For today, I'd like to discuss something that's been on my mind for awhile now. It's not humorous, sorry, but I've wanted to say it for sometime now and I think now is as good a time (if not better) than any other. Enjoy.
It seems every year, around this time, changes occur. Now you can say that changes happen all the time, and you'd be right. Change is the only constant in this world. But what I mean by change during this season is a combination of things. Changes in our beliefs, fears, physical appearance, and attitudes seem to happen between February and May. My hair gets shorter, our skin gets darker, the days seem longer and the weather warmer. The streets seem wetter and the trees look fuller, our minds notice the beauty in things we had overlooked and our hearts question, "why?"
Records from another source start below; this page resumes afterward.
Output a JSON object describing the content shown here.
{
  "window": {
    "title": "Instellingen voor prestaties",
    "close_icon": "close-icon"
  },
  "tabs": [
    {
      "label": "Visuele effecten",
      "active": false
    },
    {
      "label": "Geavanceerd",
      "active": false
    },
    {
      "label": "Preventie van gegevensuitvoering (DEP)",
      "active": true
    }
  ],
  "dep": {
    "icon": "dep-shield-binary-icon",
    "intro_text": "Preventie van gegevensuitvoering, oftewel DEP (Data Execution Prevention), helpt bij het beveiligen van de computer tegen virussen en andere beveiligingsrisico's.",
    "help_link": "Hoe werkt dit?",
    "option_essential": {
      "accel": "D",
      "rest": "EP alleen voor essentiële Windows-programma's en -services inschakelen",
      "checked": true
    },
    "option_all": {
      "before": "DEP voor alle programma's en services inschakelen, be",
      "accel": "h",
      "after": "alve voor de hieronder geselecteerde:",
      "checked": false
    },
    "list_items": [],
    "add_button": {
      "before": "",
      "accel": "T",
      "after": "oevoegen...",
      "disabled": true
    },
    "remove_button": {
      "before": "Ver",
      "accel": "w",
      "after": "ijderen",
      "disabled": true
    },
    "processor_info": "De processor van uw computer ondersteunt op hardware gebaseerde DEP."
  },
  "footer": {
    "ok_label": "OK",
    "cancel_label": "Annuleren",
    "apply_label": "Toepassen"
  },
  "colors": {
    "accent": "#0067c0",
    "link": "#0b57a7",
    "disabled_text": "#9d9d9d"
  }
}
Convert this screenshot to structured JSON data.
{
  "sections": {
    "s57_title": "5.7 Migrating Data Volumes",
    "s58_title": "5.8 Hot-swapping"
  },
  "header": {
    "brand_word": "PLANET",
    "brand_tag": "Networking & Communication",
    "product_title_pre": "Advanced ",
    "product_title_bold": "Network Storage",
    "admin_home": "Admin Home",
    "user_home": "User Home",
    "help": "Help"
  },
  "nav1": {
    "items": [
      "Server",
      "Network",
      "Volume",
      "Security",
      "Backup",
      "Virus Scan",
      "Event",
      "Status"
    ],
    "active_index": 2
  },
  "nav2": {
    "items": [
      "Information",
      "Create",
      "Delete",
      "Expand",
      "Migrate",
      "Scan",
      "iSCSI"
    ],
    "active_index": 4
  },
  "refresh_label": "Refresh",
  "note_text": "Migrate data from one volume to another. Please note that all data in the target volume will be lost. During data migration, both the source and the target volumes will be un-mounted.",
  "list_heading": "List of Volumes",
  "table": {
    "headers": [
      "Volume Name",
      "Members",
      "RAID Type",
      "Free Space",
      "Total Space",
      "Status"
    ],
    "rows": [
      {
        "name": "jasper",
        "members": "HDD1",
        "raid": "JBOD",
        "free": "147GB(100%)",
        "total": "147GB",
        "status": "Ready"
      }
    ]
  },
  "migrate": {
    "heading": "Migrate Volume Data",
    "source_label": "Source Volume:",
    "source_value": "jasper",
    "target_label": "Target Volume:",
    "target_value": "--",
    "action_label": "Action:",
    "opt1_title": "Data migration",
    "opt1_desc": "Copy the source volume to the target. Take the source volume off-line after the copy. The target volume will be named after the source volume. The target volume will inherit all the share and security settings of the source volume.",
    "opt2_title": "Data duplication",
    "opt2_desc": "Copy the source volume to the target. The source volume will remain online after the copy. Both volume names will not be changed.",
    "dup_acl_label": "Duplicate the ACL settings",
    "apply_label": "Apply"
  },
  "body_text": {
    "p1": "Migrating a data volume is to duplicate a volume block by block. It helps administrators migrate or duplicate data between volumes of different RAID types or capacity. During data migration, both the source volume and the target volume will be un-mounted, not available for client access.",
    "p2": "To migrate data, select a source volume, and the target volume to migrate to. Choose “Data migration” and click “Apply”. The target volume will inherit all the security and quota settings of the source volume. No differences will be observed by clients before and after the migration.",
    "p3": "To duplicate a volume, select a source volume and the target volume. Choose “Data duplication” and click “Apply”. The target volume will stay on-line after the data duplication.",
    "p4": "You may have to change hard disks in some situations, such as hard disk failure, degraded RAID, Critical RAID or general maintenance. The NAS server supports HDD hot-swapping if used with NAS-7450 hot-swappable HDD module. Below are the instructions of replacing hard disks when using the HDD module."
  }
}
I know that I see things in a brighter light in the Spring and I know I am not alone. There is much to appreciate in a morning when birds awake you and a night when rain lulls you to sleep. The flowers bloom and the grass seems greener for me as I walk about my campus and head to my car after a morning class. The drive to work seems less dreary now than it did in January; maybe it's the music and the open window, maybe it's the approach of our home opener. Whatever it is that makes me happier, I know it always happens in this three month window.
I'd like to believe, belief is a beautiful thing to have. This time of year (specifically tomorrow's holiday) always makes me question my faith. The purpose of this site is not to cause doubt in anyway, but I personally don't have faith in a higher power. I can't seem to put my future in the hands of another being, even if that being knows what's best for me. For me, it's not a question of if there is someone out there, it's a question of whether or not I can believe in it. People have been fighting for years about what is right and what is wrong, and that's not what I'm here to debate. I just think it's a silly debate to have. Have faith in something, but most of all have faith in yourself. Faith that you can make the right decisions in your life to keep you safe and move on to the next moment hopefully better off.
As Spring becomes Summer, we will take advantage of the warm weather, whether you like it or not, we will either go out, be active and live life, or become hermits and lose time to ourselves. I hope you decide on the former as I will.
I'd like to end this on a word of advice; For every moment that you are unhappy or wish you were somewhere else, know that there is a reason for everything. Learn from every moment and take what happens as a tool for the future. You may need it one day.
Have a good weekend, and I'll be here tomorrow.